Existe una amplia clasificación de afasias:

  • Afasia global. Es la forma más grave de afasia. Es el resultado de una destrucción masiva de las zonas del lenguaje del hemisferio izquierdo. También puede ser consecuencia de lesiones subcorticales masivas que desconecten las áreas del lenguaje. La expresión y la comprensión están gravemente afectadas. La repetición es nula. Puede haber capacidades de lenguaje automático preservadas (contar, recitar los días de la semana).
  • Afasia mixta. Se caracteriza por la preservación de la repetición en el contexto de una grave afectación de la expresión y de la comprensión, es decir, resulta una variante de la afasia anterior.
  • Afasia de Broca, motora o no afluente. Destoca un predominio de los trastornos de la expresión sobre los de la compresión. Existe reducción de vocabulario y de la extensión de las frases. La repetición está gravemente aceptada, lectura y escritura influenciada negativamente tanto en el problema motor como en el trastorno afásico en sí.
  • Afasia motora transcortical. Lenguaje expresivo espontáneo muy reducido, con una repetición con rendimientos netamente mejores. Expresión forzada, lenta y breve.
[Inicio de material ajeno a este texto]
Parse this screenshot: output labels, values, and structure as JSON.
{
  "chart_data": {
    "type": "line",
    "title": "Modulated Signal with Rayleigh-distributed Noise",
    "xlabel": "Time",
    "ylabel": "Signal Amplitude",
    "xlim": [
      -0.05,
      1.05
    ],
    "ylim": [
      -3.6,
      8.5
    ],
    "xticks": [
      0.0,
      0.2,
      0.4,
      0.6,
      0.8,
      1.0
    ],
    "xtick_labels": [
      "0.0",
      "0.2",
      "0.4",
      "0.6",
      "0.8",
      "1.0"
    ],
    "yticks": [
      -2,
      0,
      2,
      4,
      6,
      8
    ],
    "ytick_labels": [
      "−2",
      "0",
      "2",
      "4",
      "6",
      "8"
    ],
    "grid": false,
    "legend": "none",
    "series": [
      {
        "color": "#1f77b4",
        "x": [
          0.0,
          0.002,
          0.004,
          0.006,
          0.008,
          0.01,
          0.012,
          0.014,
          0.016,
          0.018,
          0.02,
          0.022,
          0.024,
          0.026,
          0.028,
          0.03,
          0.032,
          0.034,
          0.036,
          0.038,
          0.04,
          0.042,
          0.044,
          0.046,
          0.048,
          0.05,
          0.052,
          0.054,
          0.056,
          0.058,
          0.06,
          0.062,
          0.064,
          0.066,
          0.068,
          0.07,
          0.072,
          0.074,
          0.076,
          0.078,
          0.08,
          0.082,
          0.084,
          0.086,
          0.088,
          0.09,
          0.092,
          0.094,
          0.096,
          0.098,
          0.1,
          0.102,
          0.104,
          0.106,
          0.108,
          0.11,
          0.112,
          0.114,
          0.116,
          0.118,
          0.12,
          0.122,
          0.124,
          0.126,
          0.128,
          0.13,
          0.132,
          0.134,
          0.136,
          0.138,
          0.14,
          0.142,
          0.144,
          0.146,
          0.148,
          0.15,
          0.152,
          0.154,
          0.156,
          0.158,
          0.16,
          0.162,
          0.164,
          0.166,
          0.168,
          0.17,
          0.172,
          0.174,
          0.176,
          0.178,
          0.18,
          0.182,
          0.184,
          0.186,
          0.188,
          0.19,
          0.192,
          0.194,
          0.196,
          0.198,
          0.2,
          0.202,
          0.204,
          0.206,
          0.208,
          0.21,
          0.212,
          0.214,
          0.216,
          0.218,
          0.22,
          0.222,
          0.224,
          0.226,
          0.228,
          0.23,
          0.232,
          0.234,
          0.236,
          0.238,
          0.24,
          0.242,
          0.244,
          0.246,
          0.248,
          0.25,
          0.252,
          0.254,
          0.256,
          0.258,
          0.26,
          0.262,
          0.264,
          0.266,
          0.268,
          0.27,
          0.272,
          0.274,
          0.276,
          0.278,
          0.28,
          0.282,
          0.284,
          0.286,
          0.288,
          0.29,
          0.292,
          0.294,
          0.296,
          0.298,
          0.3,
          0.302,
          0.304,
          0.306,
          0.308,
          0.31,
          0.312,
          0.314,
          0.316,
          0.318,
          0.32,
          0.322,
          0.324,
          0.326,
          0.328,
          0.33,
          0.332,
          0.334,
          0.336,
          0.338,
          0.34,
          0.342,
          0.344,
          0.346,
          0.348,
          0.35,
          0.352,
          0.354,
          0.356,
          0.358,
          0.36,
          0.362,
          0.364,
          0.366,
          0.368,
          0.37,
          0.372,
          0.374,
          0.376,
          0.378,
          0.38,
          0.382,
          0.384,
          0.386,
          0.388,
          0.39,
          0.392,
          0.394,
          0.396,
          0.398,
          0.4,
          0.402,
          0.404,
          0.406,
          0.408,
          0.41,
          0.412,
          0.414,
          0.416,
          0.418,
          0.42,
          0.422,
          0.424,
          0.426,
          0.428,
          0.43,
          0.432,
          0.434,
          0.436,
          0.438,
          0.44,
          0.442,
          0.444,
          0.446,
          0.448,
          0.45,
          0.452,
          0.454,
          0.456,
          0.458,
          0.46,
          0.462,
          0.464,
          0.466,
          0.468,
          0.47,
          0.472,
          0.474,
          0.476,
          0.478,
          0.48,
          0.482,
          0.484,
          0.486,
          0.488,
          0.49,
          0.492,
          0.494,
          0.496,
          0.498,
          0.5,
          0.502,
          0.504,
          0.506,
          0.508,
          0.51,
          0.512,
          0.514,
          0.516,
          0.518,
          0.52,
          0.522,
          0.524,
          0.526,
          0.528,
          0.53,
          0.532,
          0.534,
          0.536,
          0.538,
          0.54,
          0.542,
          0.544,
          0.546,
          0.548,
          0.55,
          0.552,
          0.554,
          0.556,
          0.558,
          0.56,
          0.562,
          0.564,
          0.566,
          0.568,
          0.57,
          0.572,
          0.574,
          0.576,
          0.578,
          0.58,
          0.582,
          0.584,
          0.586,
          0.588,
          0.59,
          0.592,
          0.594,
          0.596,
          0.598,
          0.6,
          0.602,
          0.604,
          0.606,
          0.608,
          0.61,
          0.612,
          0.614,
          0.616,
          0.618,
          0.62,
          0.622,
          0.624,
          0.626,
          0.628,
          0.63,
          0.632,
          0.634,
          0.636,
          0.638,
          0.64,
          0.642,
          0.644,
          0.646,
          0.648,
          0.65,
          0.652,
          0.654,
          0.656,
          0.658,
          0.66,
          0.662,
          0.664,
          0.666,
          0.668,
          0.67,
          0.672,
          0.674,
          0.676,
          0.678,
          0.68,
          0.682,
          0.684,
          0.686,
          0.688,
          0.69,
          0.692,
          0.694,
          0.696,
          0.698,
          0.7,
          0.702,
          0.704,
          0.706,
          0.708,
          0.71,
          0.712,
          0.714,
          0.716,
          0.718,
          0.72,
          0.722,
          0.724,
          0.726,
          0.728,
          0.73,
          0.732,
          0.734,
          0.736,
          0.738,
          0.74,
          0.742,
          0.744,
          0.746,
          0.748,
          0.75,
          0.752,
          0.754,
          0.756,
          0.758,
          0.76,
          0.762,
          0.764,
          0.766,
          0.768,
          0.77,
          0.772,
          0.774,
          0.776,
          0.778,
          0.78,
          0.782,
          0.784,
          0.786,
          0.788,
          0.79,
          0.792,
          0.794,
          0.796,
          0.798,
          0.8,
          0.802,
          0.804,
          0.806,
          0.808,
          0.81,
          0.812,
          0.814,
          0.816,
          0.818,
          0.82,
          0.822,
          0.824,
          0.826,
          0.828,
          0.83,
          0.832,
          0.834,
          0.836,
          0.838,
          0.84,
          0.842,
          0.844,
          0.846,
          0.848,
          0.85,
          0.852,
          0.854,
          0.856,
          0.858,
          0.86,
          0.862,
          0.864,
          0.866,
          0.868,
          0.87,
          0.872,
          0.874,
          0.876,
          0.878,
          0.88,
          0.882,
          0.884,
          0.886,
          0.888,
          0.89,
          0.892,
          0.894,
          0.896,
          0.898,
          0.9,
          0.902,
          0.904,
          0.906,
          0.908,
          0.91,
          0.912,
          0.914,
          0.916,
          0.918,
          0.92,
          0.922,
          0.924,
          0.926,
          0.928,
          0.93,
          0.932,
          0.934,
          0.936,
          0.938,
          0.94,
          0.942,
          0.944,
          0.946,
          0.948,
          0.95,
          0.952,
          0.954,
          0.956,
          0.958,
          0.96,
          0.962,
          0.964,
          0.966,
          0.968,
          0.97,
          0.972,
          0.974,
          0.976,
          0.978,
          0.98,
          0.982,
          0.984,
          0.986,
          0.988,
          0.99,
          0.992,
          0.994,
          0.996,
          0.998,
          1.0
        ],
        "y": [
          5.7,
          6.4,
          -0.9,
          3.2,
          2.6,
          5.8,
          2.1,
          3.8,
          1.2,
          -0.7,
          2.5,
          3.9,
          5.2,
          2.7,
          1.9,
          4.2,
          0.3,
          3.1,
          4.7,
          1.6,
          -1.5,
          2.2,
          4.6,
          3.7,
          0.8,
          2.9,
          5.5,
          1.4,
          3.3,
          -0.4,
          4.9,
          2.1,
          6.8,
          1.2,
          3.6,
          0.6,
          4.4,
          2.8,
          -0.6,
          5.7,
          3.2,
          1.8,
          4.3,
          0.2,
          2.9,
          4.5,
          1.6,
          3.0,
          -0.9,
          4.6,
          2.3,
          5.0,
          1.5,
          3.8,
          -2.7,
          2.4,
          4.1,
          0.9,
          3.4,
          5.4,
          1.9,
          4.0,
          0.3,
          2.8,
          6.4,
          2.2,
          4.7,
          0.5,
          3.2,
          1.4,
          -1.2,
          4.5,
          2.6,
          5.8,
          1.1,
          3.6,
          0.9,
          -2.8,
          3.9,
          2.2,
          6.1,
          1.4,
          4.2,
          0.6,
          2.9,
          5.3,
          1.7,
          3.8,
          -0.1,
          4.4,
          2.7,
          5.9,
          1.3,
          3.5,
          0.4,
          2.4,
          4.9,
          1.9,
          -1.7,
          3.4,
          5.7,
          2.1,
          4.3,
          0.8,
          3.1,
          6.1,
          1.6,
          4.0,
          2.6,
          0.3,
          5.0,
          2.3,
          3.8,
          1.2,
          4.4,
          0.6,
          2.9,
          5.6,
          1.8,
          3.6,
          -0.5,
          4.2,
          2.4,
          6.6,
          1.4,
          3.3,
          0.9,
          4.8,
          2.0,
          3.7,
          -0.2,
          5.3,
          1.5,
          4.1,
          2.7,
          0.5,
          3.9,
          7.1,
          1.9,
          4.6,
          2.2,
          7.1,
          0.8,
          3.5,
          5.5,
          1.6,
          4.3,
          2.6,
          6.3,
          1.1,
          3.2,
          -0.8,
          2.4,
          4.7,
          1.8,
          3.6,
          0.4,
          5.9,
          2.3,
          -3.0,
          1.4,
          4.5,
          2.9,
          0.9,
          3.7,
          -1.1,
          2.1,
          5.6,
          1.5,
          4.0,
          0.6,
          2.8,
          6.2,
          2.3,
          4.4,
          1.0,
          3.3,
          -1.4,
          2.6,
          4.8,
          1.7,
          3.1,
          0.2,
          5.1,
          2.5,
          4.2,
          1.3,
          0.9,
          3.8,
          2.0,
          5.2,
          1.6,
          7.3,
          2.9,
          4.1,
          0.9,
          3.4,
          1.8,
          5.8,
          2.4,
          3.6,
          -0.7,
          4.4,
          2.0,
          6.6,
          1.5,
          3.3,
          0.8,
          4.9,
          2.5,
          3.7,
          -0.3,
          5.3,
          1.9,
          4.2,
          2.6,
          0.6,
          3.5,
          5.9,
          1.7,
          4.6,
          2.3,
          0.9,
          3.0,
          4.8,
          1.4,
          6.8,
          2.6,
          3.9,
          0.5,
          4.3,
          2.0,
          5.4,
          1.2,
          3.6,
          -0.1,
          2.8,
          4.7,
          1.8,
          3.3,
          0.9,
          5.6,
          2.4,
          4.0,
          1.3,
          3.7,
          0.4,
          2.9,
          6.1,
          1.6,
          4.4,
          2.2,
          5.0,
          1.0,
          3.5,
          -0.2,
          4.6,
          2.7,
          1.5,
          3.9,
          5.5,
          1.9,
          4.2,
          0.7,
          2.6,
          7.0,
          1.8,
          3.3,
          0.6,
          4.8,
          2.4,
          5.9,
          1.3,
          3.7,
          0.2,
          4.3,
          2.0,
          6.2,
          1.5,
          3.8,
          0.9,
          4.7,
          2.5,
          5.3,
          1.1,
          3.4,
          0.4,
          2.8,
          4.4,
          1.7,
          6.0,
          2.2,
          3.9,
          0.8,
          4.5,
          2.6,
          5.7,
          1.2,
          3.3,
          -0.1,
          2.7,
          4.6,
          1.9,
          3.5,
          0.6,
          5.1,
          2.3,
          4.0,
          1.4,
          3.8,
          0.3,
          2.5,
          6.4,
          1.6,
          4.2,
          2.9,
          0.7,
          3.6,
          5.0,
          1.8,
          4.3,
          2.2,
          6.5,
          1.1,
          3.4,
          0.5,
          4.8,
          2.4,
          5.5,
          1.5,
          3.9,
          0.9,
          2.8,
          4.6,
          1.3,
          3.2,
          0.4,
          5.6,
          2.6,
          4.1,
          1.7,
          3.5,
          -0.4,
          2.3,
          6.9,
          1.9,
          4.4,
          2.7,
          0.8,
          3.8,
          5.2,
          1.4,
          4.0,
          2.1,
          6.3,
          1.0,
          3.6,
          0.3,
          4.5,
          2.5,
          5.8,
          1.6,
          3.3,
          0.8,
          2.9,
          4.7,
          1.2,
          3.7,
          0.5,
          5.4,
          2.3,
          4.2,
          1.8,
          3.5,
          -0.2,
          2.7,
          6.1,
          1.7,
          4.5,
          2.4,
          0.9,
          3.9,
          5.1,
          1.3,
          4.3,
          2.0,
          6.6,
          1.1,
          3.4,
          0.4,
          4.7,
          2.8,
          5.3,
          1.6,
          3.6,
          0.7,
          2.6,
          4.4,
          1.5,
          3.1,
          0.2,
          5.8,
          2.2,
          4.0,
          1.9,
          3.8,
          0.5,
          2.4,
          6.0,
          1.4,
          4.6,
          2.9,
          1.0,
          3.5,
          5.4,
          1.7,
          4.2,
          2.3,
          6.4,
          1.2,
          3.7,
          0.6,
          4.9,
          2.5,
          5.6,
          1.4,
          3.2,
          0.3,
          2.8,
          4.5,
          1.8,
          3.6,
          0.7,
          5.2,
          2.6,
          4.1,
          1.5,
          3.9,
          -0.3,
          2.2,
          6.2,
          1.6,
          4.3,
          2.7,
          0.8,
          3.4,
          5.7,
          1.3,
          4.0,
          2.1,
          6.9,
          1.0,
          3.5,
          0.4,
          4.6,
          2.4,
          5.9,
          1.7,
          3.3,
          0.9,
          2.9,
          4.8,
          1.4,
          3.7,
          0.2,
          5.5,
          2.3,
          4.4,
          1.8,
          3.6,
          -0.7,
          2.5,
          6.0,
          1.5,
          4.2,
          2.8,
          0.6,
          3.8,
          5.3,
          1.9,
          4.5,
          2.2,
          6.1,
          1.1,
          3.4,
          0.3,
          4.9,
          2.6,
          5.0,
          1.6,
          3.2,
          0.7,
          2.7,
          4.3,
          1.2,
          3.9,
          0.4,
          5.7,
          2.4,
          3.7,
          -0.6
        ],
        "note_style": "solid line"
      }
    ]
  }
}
  • Afasia Wernicke, sensitiva o fluente. Predominan los trastornos de compresión y de repetición. Expresión verbal normal o aumentada, pudiendo ser excesiva, se caracteriza por múltiples transformaciones afásicas que conducen a una producción ininteligible, llamada jerga. La lectura y la escritura están también alteradas según el grado de afectación.
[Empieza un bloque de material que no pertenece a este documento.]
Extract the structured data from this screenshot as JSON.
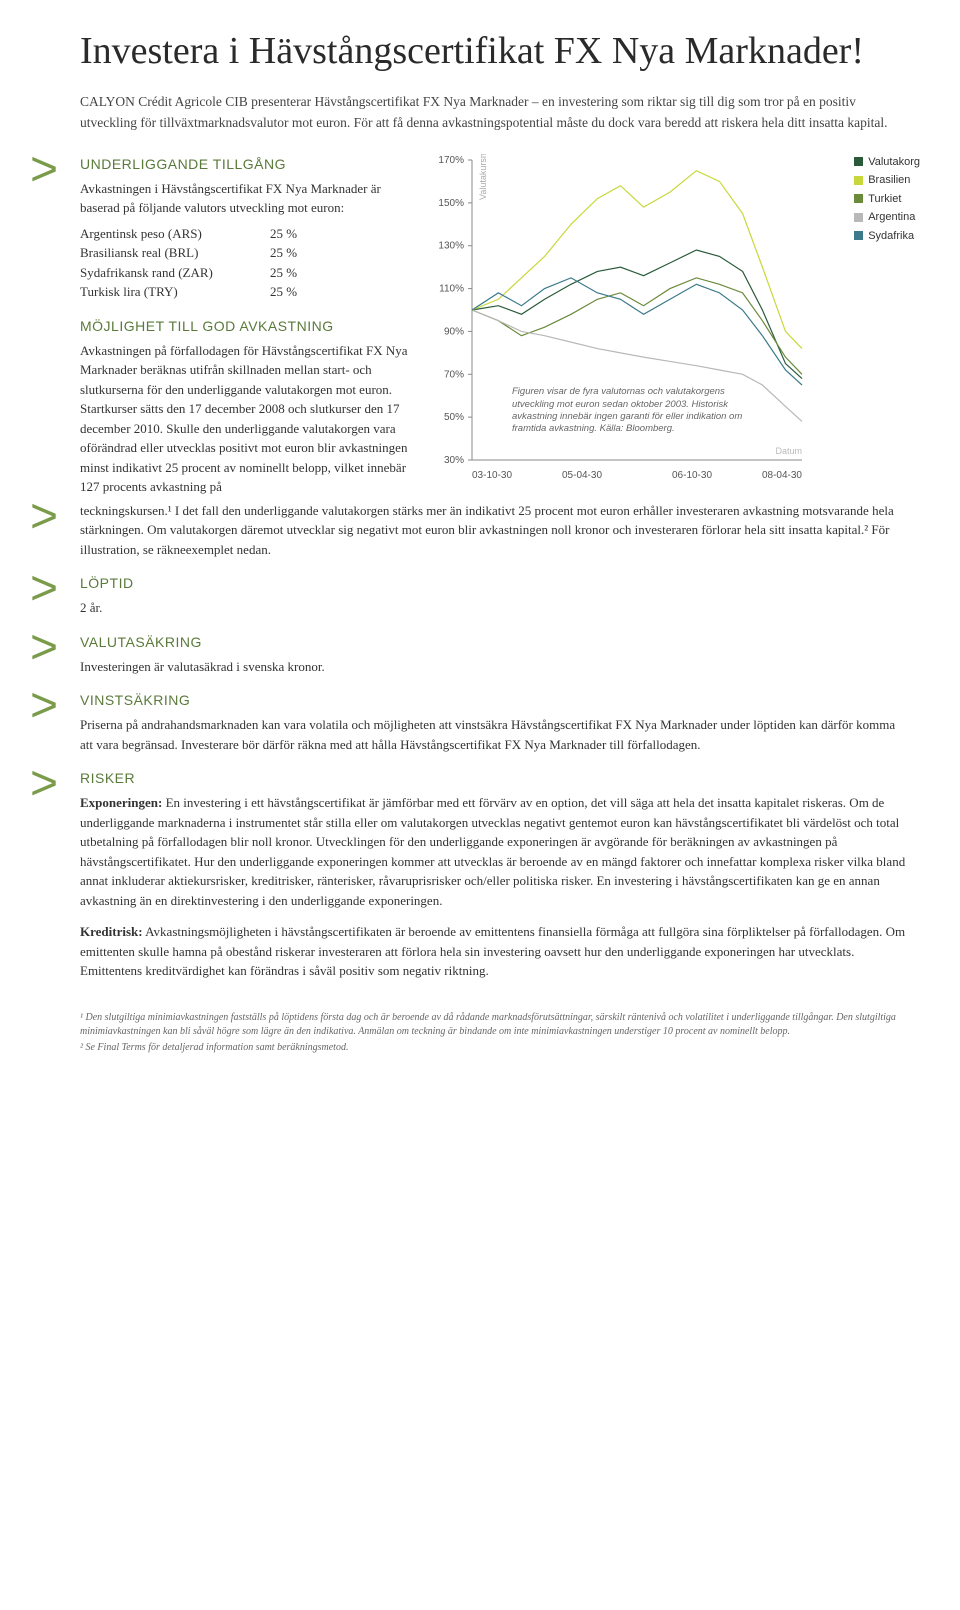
{
  "title": "Investera i Hävstångscertifikat FX Nya Marknader!",
  "intro": "CALYON Crédit Agricole CIB presenterar Hävstångscertifikat FX Nya Marknader – en investering som riktar sig till dig som tror på en positiv utveckling för tillväxtmarknadsvalutor mot euron. För att få denna avkastningspotential måste du dock vara beredd att riskera hela ditt insatta kapital.",
  "sections": {
    "underlying": {
      "title": "UNDERLIGGANDE TILLGÅNG",
      "text": "Avkastningen i Hävstångscertifikat FX Nya Marknader är baserad på följande valutors utveckling mot euron:",
      "currencies": [
        {
          "name": "Argentinsk peso (ARS)",
          "pct": "25 %"
        },
        {
          "name": "Brasiliansk real (BRL)",
          "pct": "25 %"
        },
        {
          "name": "Sydafrikansk rand (ZAR)",
          "pct": "25 %"
        },
        {
          "name": "Turkisk lira (TRY)",
          "pct": "25 %"
        }
      ]
    },
    "return": {
      "title": "MÖJLIGHET TILL GOD AVKASTNING",
      "text1": "Avkastningen på förfallodagen för Hävstångscertifikat FX Nya Marknader beräknas utifrån skillnaden mellan start- och slutkurserna för den underliggande valutakorgen mot euron. Startkurser sätts den 17 december 2008 och slutkurser den 17 december 2010. Skulle den underliggande valutakorgen vara oförändrad eller utvecklas positivt mot euron blir avkastningen minst indikativt 25 procent av nominellt belopp, vilket innebär 127 procents avkastning på",
      "text2": "teckningskursen.¹ I det fall den underliggande valutakorgen stärks mer än indikativt 25 procent mot euron erhåller investeraren avkastning motsvarande hela stärkningen. Om valutakorgen däremot utvecklar sig negativt mot euron blir avkastningen noll kronor och investeraren förlorar hela sitt insatta kapital.² För illustration, se räkneexemplet nedan."
    },
    "duration": {
      "title": "LÖPTID",
      "text": "2 år."
    },
    "fxhedge": {
      "title": "VALUTASÄKRING",
      "text": "Investeringen är valutasäkrad i svenska kronor."
    },
    "profitlock": {
      "title": "VINSTSÄKRING",
      "text": "Priserna på andrahandsmarknaden kan vara volatila och möjligheten att vinstsäkra Hävstångscertifikat FX Nya Marknader under löptiden kan därför komma att vara begränsad. Investerare bör därför räkna med att hålla Hävstångscertifikat FX Nya Marknader till förfallodagen."
    },
    "risks": {
      "title": "RISKER",
      "exposure_label": "Exponeringen:",
      "exposure_text": " En investering i ett hävstångscertifikat är jämförbar med ett förvärv av en option, det vill säga att hela det insatta kapitalet riskeras. Om de underliggande marknaderna i instrumentet står stilla eller om valutakorgen utvecklas negativt gentemot euron kan hävstångscertifikatet bli värdelöst och total utbetalning på förfallodagen blir noll kronor. Utvecklingen för den underliggande exponeringen är avgörande för beräkningen av avkastningen på hävstångscertifikatet. Hur den underliggande exponeringen kommer att utvecklas är beroende av en mängd faktorer och innefattar komplexa risker vilka bland annat inkluderar aktiekursrisker, kreditrisker, ränterisker, råvaruprisrisker och/eller politiska risker. En investering i hävstångscertifikaten kan ge en annan avkastning än en direktinvestering i den underliggande exponeringen.",
      "credit_label": "Kreditrisk:",
      "credit_text": " Avkastningsmöjligheten i hävstångscertifikaten är beroende av emittentens finansiella förmåga att fullgöra sina förpliktelser på förfallodagen. Om emittenten skulle hamna på obestånd riskerar investeraren att förlora hela sin investering oavsett hur den underliggande exponeringen har utvecklats. Emittentens kreditvärdighet kan förändras i såväl positiv som negativ riktning."
    }
  },
  "chart": {
    "type": "line",
    "ylabel": "Valutakursnivå",
    "ylim": [
      30,
      170
    ],
    "ytick_step": 20,
    "yticks": [
      "170%",
      "150%",
      "130%",
      "110%",
      "90%",
      "70%",
      "50%",
      "30%"
    ],
    "xticks": [
      "03-10-30",
      "05-04-30",
      "06-10-30",
      "08-04-30"
    ],
    "xlabel": "Datum",
    "background_color": "#ffffff",
    "axis_color": "#888888",
    "tick_fontsize": 10,
    "line_width": 1.2,
    "series": [
      {
        "name": "Valutakorg",
        "color": "#2a5a3a",
        "data": [
          [
            0,
            100
          ],
          [
            8,
            102
          ],
          [
            15,
            98
          ],
          [
            22,
            105
          ],
          [
            30,
            112
          ],
          [
            38,
            118
          ],
          [
            45,
            120
          ],
          [
            52,
            116
          ],
          [
            60,
            122
          ],
          [
            68,
            128
          ],
          [
            75,
            125
          ],
          [
            82,
            118
          ],
          [
            88,
            100
          ],
          [
            95,
            75
          ],
          [
            100,
            68
          ]
        ]
      },
      {
        "name": "Brasilien",
        "color": "#c8d83a",
        "data": [
          [
            0,
            100
          ],
          [
            8,
            105
          ],
          [
            15,
            115
          ],
          [
            22,
            125
          ],
          [
            30,
            140
          ],
          [
            38,
            152
          ],
          [
            45,
            158
          ],
          [
            52,
            148
          ],
          [
            60,
            155
          ],
          [
            68,
            165
          ],
          [
            75,
            160
          ],
          [
            82,
            145
          ],
          [
            88,
            120
          ],
          [
            95,
            90
          ],
          [
            100,
            82
          ]
        ]
      },
      {
        "name": "Turkiet",
        "color": "#6b8a3a",
        "data": [
          [
            0,
            100
          ],
          [
            8,
            95
          ],
          [
            15,
            88
          ],
          [
            22,
            92
          ],
          [
            30,
            98
          ],
          [
            38,
            105
          ],
          [
            45,
            108
          ],
          [
            52,
            102
          ],
          [
            60,
            110
          ],
          [
            68,
            115
          ],
          [
            75,
            112
          ],
          [
            82,
            108
          ],
          [
            88,
            95
          ],
          [
            95,
            78
          ],
          [
            100,
            70
          ]
        ]
      },
      {
        "name": "Argentina",
        "color": "#b8b8b8",
        "data": [
          [
            0,
            100
          ],
          [
            8,
            95
          ],
          [
            15,
            90
          ],
          [
            22,
            88
          ],
          [
            30,
            85
          ],
          [
            38,
            82
          ],
          [
            45,
            80
          ],
          [
            52,
            78
          ],
          [
            60,
            76
          ],
          [
            68,
            74
          ],
          [
            75,
            72
          ],
          [
            82,
            70
          ],
          [
            88,
            65
          ],
          [
            95,
            55
          ],
          [
            100,
            48
          ]
        ]
      },
      {
        "name": "Sydafrika",
        "color": "#3a7a8a",
        "data": [
          [
            0,
            100
          ],
          [
            8,
            108
          ],
          [
            15,
            102
          ],
          [
            22,
            110
          ],
          [
            30,
            115
          ],
          [
            38,
            108
          ],
          [
            45,
            105
          ],
          [
            52,
            98
          ],
          [
            60,
            105
          ],
          [
            68,
            112
          ],
          [
            75,
            108
          ],
          [
            82,
            100
          ],
          [
            88,
            88
          ],
          [
            95,
            72
          ],
          [
            100,
            65
          ]
        ]
      }
    ],
    "caption": "Figuren visar de fyra valutornas och valutakorgens utveckling mot euron sedan oktober 2003. Historisk avkastning innebär ingen garanti för eller indikation om framtida avkastning. Källa: Bloomberg."
  },
  "legend": [
    {
      "color": "#2a5a3a",
      "label": "Valutakorg"
    },
    {
      "color": "#c8d83a",
      "label": "Brasilien"
    },
    {
      "color": "#6b8a3a",
      "label": "Turkiet"
    },
    {
      "color": "#b8b8b8",
      "label": "Argentina"
    },
    {
      "color": "#3a7a8a",
      "label": "Sydafrika"
    }
  ],
  "footnotes": {
    "f1": "¹ Den slutgiltiga minimiavkastningen fastställs på löptidens första dag och är beroende av då rådande marknadsförutsättningar, särskilt räntenivå och volatilitet i underliggande tillgångar. Den slutgiltiga minimiavkastningen kan bli såväl högre som lägre än den indikativa. Anmälan om teckning är bindande om inte minimiavkastningen understiger 10 procent av nominellt belopp.",
    "f2": "² Se Final Terms för detaljerad information samt beräkningsmetod."
  }
}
  • Afasia sensorial transcortical. Se caracteriza por una disociación entre una buena capacidad en la repetición y un defecto claro en la compresión. La producción oral y escrita es unan forma de jerga. Verbalización y comprensión lectora gravemente afectada.
  • Afasia de conducción. Repetición en el contexto de lenguaje fluente. La comprensión está relativamente preservada, aunque puede no ser perfecta, ya que pueden aparecer defectos en la comprensión de material complejo.
  • Afasia nominal o anomia. Se caracteriza por un lenguaje expresivo fluente con normal articulación y estructura, en el que destaca una dificultad de acceso al léxico o palabra adecuada al contexto. La expresión puede presentar circunloquios, es decir, rodeos para explicar una determinada palabra como cosa, eso, algo, etc.